I’m trying to create clothes for my Metahuman character by converting the static mesh to a skeletal mesh and then weight transfering from the Metahuman body to the skeletal mesh. It all works, except that for some reason it’s shrinking the size of the skeleton (*Correction, it’s changing the bone transforms, not simply shrinking them) while leaving the mesh the same size. If that sounds difficult to parse, you’re with me…
Here’s a video to show what the heck is going on:
Somehow even though both skeletal meshes are using the same skeleton, the shirt’s skeleton is different.
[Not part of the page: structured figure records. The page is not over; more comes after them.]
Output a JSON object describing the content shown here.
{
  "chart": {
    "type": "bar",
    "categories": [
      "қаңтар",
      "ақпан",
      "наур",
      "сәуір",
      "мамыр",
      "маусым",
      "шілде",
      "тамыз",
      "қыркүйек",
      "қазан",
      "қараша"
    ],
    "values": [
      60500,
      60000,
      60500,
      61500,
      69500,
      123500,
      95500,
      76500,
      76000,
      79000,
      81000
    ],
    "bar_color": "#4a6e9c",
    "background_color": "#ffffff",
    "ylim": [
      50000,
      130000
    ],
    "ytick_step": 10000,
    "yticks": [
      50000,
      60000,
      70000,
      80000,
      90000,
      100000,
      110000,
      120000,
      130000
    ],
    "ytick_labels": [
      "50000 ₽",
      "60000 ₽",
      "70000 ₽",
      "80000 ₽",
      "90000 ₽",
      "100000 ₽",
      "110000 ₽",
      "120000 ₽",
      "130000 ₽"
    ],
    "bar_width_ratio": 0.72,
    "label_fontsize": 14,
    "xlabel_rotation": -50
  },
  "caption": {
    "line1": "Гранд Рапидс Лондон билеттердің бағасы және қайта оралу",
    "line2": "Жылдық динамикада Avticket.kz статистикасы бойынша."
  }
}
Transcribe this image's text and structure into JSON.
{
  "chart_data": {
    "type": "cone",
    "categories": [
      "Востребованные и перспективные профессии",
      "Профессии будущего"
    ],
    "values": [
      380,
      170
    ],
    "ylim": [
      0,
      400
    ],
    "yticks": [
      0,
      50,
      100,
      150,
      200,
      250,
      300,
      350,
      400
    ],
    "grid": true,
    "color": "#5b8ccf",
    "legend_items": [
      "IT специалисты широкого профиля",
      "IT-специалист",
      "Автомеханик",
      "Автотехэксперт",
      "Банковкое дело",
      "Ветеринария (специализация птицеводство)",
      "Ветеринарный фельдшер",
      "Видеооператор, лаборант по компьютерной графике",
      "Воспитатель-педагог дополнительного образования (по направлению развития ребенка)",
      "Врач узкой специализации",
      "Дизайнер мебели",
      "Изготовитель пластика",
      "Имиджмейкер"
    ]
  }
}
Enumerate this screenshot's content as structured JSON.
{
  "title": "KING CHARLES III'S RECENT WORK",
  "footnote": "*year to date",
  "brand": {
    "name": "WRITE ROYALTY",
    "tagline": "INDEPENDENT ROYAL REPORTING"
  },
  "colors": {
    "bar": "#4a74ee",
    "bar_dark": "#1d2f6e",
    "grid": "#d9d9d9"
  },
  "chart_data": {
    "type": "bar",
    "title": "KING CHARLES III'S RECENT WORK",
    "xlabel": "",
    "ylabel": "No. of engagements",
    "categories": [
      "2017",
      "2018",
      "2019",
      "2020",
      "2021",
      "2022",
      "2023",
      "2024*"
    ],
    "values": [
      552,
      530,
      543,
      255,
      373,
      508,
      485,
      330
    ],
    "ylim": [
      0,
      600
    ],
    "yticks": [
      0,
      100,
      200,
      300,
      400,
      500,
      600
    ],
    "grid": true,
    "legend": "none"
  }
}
You can even see the angle of the shoulders is more shallow, the hips are in different places etc. Based on these differences, they are clearly using two distinct skeltons, and yet they’re not.
I just discovered that if you change the preview asset on the source mesh to the shirt, then when I drag it into the scene, it now matches the shirt’s bone transforms. What is going on here? According to my Metahuman, this is its source skeleton, yet it’s using the Female Medium skeleton even though it’s a male Metahuman. Is there a way to change this when assembling your Metahuman?
Okay, well, I submitted this as a bug, but I have also found the workaround. When converting your static mesh into a skeletal mesh, don’t choose “Use Existing Skeleton”, but instead choose “Use Existing Skeletal Mesh”. Clearly when a Metahuman is assembled or rigged, it changes the transforms of the underlying skeleton without changing the skeleton’s hirearchy, so Unreal sees them as the same even when they’re not. On further thought, that’s probably intentional, and not a bug.